The Evita Movement formed a group of textile cooperatives which it supports in different ways, such as the reconditioning of machines and the training of seamstresses.
“The group was formed with the aim of uniting these workshops, which in many cases were small isolated enterprises, to try to formalize them and insert them into the productive and economic circuit,” said Emmanuel Fronteras, who is part of the Evita Movement, which has strong links to INAES.
“In addition to the economic value of the garments, we want the production process to have social value, which allows us to think not only about the profit of the owners but also about the improvement of the income of each cooperative and, consequently, the valorization of the work of the seamstresses,” he added in an interview with IPS.
The high level of informal employment in Argentina’s textile industry has been well-documented, and has been facilitated by a marked segmentation of production, since many brands outsource the manufacture of their clothing to small workshops.
Many of the workers in the cooperatives supplement their textile income with a stipend from the Potenciar Trabajo government social programme that pays half of the minimum monthly wage in exchange for their work.
“Economically we are in the same situation as the country itself. The instability is enormous,” said Celene Cárcamo, a designer who works in another cooperative, called Subleva Textil, which operates in a factory that makes crusts for the traditional Argentine “empanadas” or pasties in the municipality of San Martín, that was abandoned by its owners and reopened by its workers.
Other cooperatives operating in the pasty crust factory are involved in the areas of graphic design and food production, making it a small hub of the popular economy.
The six women working at Subleva Textil face obstacles every day.

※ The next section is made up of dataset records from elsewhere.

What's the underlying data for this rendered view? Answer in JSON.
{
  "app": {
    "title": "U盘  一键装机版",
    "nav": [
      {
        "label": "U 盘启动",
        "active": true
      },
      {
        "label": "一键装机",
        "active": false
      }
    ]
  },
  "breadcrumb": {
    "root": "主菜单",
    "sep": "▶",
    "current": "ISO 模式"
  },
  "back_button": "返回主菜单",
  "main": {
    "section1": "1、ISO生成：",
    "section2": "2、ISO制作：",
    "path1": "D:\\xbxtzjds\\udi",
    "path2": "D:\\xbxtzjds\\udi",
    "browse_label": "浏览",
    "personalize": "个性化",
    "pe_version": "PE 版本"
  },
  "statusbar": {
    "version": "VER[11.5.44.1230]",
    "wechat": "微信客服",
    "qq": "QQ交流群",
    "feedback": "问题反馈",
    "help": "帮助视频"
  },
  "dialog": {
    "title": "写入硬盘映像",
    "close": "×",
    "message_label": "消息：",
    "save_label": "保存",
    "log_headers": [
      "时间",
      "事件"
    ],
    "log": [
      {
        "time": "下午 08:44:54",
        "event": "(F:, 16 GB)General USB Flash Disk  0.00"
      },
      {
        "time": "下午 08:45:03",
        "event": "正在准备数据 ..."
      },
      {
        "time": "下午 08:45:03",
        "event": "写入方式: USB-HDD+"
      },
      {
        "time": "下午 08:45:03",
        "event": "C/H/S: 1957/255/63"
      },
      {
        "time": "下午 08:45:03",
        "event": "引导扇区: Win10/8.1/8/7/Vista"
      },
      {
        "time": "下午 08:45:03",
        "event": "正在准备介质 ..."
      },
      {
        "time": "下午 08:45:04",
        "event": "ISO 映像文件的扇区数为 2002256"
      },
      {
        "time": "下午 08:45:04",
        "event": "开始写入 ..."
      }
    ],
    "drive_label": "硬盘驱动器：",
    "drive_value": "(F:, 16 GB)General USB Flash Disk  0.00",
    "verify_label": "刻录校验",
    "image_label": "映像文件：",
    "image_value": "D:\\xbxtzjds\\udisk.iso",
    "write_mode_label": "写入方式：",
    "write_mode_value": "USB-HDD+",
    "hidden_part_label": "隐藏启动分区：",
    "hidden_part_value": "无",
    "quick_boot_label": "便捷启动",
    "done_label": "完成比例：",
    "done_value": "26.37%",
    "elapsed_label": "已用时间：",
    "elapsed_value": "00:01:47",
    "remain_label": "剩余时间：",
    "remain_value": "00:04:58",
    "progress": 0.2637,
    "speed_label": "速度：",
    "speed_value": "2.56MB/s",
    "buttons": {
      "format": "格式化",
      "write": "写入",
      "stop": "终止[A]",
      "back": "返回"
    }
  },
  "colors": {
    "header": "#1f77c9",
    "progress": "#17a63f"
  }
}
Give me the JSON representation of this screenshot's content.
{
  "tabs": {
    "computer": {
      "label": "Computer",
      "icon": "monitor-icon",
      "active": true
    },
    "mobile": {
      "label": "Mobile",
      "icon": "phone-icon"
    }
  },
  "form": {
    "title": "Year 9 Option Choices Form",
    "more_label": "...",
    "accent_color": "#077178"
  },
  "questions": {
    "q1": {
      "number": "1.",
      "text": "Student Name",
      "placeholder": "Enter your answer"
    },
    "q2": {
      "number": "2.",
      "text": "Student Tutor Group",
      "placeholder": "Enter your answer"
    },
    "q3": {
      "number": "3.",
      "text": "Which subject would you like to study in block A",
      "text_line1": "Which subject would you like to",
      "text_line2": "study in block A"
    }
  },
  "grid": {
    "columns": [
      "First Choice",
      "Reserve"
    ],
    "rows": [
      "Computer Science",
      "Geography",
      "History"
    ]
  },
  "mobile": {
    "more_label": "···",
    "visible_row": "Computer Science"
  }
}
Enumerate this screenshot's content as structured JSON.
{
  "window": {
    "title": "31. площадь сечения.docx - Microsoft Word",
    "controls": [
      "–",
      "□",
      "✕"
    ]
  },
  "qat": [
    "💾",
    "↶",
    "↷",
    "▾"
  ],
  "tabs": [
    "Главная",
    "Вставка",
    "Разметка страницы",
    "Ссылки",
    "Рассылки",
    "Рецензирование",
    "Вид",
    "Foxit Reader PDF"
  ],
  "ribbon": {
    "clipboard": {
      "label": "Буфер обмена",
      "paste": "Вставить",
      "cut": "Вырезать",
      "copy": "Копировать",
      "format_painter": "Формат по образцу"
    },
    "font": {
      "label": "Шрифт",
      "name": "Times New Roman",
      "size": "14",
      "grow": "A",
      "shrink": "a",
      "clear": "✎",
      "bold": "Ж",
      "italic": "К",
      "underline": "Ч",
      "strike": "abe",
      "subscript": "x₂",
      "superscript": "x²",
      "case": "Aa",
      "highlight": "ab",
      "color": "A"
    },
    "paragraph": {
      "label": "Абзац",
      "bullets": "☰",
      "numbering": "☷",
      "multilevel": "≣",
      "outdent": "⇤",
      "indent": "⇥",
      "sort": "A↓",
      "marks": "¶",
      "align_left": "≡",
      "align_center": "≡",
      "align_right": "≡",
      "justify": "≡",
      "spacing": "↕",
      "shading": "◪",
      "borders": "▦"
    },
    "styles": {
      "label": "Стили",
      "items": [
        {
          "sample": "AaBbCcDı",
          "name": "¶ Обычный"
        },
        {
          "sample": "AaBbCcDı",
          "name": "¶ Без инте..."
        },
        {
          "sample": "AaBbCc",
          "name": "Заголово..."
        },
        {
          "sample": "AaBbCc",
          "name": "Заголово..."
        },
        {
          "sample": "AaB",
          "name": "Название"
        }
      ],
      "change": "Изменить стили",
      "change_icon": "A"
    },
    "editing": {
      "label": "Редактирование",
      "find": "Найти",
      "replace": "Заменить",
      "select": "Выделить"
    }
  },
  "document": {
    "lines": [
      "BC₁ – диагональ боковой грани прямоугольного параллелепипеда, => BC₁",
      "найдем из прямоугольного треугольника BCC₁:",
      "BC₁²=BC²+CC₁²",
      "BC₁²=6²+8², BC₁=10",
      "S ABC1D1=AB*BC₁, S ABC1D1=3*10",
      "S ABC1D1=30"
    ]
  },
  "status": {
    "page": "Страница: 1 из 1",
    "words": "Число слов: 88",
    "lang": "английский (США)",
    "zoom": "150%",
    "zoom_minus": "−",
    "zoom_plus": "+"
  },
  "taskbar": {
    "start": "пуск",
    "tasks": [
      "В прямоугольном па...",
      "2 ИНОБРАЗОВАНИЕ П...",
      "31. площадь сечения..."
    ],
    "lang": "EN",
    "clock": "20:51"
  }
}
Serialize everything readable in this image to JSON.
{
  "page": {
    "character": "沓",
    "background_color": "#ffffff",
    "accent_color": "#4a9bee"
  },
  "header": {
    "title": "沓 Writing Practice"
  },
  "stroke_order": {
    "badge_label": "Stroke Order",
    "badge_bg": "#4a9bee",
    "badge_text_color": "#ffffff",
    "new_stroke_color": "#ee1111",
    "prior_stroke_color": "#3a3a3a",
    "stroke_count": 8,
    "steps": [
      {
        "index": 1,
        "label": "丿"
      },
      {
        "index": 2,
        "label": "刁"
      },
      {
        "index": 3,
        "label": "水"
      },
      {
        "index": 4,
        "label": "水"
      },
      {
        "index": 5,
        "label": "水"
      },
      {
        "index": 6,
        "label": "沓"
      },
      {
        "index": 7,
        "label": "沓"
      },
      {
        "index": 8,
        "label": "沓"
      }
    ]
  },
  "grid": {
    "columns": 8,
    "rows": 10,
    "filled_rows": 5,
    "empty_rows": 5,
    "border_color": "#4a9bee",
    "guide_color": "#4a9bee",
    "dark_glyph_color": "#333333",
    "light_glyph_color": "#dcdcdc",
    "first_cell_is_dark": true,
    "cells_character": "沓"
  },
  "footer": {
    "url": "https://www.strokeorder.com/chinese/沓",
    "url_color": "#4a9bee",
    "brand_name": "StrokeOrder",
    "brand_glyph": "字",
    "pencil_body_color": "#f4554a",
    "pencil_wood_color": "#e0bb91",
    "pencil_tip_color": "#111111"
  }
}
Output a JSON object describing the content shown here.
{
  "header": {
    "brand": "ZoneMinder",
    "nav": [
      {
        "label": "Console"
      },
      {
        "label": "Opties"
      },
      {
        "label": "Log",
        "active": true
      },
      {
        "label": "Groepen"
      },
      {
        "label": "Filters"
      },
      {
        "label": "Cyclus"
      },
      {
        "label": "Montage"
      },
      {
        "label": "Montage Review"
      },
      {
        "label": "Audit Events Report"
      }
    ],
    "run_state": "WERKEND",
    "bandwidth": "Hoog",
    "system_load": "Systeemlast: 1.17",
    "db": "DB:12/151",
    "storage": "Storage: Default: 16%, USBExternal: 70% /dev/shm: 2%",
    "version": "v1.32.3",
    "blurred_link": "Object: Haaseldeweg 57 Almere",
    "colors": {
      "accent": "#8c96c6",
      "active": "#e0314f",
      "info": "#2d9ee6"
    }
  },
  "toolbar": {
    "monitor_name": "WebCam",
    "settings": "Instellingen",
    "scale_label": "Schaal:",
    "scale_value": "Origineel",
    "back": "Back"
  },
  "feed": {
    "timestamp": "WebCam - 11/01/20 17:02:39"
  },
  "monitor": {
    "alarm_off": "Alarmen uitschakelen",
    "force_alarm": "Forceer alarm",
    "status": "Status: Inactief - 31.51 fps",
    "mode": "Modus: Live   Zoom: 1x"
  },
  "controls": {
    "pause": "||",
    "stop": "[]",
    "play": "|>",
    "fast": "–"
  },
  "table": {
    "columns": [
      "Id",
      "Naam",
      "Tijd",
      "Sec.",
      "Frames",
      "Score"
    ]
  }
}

One of them is the constant rise in the prices of inputs, like most prices in the Argentine economy.
Subleva started operating shortly before the COVID-19 pandemic, so it had to adapt to the complex new situation. “They say that crisis is opportunity, so we decided to make masks,” said Cárcamo, who stressed the difficulties of running a cooperative in these hard times in Argentina and acknowledged that “We need to catch a break.”